Nathan dan Kirana lebih bahagia lagi karena sebentar lagi akan menyambut kelahiran anak-anaknya. Ya, Kirana mengandung bayi kembar, dan itu adalah kebahagiaan yang tidak terkira untuk calon ibu dan ayah itu.


“Kata Dokter Ricky, hamil kembar itu jarang sekali sampai sembilan bulan, Mas. Kebanyakan usia tujuh bulan sudah melahirkan prematur,” jelas Kirana, saat suaminya menegurnya karena masukkan pakaian bayi ke dalam tas.


“Mommy katanya juga begitu saat mengandung kalian, usia kehamilan tujuh bulan sudah melahirkan,” lanjut Kirana.


“Biar aku saja, Dek. Nanti kamu lelah.” Nathan menghentikan pergerakan tangan istrinya.


“Lelah apanya? Cuma membereskan baju saja kok,” jawab Kirana cemberut kesal. Karena selama kehamilannya ia di perlakukan seperti seorang ratu, eh salah, seperti orang sakit, karena mau apa-apa tidak boleh, bahkan untuk berjalan saja ia harus menggunakan kursi roda atau di gendong oleh suaminya jika ada dirumah.


“CK! Ngeyel! Lihatlah, kamu sudah sangat lelah setiap hari menggendong kedua anakku di dalam perutmu. Aku tidak bisa membayangkan jika menjadi dirimu,” ucap Nathan, seraya mengusap lembut pipi istrinya yang putih nan lembut itu, lalu beralih mengusap perut buncit istrinya yang besarnya dua kali lipat dari kehamilan biasanya.


Kirana tersenyum lembut, lalu menangkup tangan kekar suaminya yang sedang mengelus perut buncitnya itu. Hatinya menghangat dan ia sangat bahagia karena mempunyai suami yang begitu mencintainya dan menyayanginya. “I Love You, Mas,” ucap Kirana dengan penuh cinta.


Nathan yang menatap istrinya dengan lembut, seraya mendekatkan wajahnya. “I Love you, too,” jawab Nathan dengan nada yang begitu sexy, sebelum ia membenamkan bibirnya di permukaan bibir Kirana yang kenyal dan lembut itu.


Keduanya saling berciuman, melumaat, dan menyesap penuh kelembutan. Namun ciuman yang lembut itu kini semakin menuntut. Deburan gairah yang membera menghantam dua jiwa yang menggelora itu.


Nafas keduanya terengah, melepaskan tautan bibirnya sesaat untuk meraup udara sebanyak mungkin, saling pandang penuh gairah dan cinta. Dan belanjut menyatukan kedua bibir mereka lagi penuh nafssu.

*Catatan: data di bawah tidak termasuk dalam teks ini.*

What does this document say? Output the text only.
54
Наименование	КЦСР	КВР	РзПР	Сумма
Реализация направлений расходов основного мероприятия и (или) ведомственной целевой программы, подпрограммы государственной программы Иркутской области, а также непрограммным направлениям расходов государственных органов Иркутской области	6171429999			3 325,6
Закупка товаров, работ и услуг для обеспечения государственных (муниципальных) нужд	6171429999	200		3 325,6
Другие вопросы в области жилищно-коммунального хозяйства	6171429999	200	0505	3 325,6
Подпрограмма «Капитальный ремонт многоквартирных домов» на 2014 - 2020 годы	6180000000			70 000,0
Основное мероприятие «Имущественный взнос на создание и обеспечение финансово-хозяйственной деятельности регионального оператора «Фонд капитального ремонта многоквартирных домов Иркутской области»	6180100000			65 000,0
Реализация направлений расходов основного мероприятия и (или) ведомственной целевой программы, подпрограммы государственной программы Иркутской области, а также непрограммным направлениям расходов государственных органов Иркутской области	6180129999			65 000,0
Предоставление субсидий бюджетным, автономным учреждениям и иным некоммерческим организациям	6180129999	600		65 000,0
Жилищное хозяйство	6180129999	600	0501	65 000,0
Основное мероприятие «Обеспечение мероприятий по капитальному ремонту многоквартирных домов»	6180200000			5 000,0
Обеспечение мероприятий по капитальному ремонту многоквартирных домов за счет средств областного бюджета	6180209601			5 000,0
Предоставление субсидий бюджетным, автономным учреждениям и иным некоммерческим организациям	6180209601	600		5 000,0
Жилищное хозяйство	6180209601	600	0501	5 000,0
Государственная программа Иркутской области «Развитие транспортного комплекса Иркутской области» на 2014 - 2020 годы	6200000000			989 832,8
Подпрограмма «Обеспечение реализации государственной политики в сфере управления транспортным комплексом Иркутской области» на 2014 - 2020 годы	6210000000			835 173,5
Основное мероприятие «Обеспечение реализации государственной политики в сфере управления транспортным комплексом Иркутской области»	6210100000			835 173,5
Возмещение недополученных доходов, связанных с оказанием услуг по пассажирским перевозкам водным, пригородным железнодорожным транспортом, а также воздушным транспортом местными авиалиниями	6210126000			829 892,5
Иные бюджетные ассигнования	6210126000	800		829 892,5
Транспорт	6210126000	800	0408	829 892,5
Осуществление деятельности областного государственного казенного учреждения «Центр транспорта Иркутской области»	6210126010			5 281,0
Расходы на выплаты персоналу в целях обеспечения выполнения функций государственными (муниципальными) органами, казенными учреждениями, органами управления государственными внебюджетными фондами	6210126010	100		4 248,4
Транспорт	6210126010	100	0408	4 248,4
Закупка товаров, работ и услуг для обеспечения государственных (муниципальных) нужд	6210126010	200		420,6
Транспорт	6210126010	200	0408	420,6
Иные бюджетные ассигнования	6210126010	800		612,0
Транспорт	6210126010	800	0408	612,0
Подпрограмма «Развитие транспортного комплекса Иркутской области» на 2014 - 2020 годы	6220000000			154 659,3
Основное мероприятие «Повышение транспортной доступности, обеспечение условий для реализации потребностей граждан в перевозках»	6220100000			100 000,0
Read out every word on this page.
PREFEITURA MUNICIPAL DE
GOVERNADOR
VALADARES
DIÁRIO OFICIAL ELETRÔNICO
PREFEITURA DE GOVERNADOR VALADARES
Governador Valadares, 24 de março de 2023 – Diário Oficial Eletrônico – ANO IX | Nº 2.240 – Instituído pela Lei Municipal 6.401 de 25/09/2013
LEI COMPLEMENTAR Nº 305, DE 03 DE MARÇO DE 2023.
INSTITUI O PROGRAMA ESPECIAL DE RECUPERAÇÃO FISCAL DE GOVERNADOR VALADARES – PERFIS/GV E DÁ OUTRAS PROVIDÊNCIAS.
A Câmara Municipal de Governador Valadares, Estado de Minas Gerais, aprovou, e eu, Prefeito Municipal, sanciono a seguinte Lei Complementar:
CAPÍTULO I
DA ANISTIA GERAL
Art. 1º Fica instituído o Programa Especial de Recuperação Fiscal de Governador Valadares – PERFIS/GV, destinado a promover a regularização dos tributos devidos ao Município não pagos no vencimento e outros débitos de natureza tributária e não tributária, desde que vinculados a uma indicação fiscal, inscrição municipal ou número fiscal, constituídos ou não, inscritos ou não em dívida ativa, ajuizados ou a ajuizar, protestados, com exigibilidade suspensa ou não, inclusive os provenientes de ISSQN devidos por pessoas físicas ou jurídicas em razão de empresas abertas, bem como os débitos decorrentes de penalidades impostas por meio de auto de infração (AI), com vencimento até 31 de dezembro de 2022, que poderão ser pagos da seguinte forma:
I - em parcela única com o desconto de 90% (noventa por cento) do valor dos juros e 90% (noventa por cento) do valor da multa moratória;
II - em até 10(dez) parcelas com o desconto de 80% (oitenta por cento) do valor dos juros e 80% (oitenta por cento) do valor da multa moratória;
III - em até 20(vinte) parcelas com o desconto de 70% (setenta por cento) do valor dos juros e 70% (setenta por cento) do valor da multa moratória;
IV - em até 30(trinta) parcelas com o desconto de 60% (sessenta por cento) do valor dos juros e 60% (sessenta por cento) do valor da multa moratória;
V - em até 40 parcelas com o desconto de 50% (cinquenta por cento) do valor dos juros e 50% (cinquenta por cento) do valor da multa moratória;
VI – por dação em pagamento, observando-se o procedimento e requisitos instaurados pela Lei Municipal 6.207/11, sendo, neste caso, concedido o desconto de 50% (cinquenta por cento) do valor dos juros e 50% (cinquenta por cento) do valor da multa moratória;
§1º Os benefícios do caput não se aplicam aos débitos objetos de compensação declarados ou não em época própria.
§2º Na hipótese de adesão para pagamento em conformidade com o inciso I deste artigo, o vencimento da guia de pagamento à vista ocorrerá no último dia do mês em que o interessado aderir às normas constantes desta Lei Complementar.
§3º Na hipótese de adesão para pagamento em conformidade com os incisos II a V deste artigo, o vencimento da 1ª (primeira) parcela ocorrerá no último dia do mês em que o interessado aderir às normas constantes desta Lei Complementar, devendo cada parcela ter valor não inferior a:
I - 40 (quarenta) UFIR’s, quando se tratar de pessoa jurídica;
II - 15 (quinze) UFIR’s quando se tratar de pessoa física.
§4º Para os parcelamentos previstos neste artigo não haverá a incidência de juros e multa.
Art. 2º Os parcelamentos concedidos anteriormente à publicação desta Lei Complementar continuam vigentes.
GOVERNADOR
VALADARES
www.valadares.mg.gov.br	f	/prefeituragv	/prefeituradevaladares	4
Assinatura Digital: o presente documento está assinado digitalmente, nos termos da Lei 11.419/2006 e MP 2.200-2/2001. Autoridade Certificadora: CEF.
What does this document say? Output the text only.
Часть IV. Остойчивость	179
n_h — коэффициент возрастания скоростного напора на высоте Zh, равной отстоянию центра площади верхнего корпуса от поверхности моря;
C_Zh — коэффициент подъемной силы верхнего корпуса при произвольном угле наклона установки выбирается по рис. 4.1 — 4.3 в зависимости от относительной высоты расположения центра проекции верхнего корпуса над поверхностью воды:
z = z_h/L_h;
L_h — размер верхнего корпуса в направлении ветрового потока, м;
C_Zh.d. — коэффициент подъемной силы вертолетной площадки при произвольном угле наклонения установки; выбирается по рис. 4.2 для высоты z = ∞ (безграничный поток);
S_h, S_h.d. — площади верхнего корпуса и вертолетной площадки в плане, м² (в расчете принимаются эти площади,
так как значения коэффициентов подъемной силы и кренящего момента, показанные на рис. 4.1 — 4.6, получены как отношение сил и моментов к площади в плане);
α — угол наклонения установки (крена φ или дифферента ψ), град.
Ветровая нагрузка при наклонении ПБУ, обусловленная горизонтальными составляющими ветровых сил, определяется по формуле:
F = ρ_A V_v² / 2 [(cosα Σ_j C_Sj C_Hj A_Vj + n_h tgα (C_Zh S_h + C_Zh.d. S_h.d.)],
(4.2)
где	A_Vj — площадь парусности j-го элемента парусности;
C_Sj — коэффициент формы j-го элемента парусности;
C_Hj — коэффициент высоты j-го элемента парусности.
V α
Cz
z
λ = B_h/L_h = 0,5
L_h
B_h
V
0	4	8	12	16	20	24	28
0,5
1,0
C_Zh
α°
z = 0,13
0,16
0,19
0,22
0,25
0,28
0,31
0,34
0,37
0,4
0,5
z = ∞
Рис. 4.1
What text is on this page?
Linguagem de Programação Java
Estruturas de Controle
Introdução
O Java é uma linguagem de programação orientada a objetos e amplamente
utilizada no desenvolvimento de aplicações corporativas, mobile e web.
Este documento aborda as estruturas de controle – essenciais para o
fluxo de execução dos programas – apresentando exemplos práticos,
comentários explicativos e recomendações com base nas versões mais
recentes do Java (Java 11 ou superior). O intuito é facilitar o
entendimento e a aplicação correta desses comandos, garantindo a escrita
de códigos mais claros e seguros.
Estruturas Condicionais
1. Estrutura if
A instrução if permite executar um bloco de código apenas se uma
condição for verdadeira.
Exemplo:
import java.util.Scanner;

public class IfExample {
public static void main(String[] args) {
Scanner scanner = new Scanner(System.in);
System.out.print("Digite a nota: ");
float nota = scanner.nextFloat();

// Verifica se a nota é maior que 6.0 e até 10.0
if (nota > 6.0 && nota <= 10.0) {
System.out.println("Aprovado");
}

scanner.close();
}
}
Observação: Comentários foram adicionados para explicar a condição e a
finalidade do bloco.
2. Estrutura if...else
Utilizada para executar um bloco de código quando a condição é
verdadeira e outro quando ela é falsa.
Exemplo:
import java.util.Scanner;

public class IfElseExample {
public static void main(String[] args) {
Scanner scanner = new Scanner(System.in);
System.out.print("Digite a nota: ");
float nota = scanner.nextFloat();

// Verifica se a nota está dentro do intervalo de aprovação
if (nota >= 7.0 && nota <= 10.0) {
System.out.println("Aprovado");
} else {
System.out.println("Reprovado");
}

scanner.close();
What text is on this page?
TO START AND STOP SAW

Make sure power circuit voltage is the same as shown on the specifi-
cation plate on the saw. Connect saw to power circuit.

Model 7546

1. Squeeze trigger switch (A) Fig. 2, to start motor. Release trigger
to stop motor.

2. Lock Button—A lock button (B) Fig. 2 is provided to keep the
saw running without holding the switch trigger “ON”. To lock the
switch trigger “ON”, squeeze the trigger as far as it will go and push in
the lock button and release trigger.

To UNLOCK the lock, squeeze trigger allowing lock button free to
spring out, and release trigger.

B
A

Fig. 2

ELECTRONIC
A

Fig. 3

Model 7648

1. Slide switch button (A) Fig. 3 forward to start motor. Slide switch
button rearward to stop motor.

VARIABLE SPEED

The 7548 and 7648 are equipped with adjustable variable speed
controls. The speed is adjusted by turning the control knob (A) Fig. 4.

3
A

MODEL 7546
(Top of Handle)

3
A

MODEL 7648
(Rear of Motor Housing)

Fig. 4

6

Tangan Nathan dengan cekatan melepaskan semua kain yang melekat di tubuh keduanya. Saat ini keduanya itu sudah polos tanpa sehelai benang. Nathan melepaskan pagutannya, dan memundurkan langkahnya. Ia memandangi tubuh istrinya yang semakin berisi, dan perut buncit yang berbentuk lonjong ke depan, membuat Kirana semakin terlihat sexy dan menggoda di mata Nathan.


“Kamu sangat sexy, sayang. Lihatlah perut buncitmu ini terlihat sangat menggairahkan. Ingin rasanya membuatmu setiap tahun melahirkan anak-anak ku,” jawab Nathan dengan suara seraknya, lalu merapatkan tubuhnya ke tubuh istrinya dan menggendong istrinya itu menuju ranjang panas yang sebentar lagi akan bergoyang.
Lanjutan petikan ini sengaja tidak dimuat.